Faz uns vinte anos que nos conhecemos, não é? Escrevo, Aspásia, para te convidar para esta carta/entrevista, porque quero pensar seu trabalho Guerreiras, neste projeto que pretende ser um espaço de diálogo a respeito das ações de artistas mulheres que atuam na contemporaneidade a partir do Ceará. Abro esta carta com as primeiras lembranças que tenho de você e penso, então, na sua relação com o teatro, qual papel do teatro na sua trajetória como artista? Poderíamos dizer que o teatro seria a sua porta de entrada para os mundos da arte?

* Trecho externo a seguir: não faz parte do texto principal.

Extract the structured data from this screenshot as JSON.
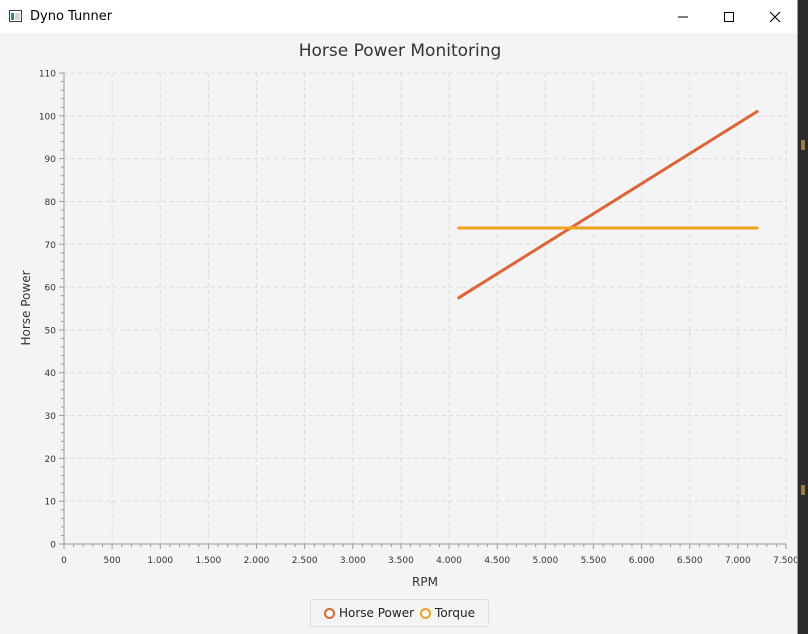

Os historiadores da arte, os críticos de arte, trabalham construindo nomeações para adjetivar os trabalhos dos artistas e seus contextos sociais. Ando desconfiada de algumas nomeações, prefiro perguntar para você, como você se identifica? Bailarina, artista visual, dançarina, atriz, performer, artista de rua, artivista... Essa pergunta aparece porque você trabalha com todas estas linguagens que estão presentes no momento, as usa com ousadia, construindo diálogos com os mundos da arte. Guerreiras acontece em diferentes palcos e campos, nos múltiplos cenários em que você atua fazendo da arte um lugar político.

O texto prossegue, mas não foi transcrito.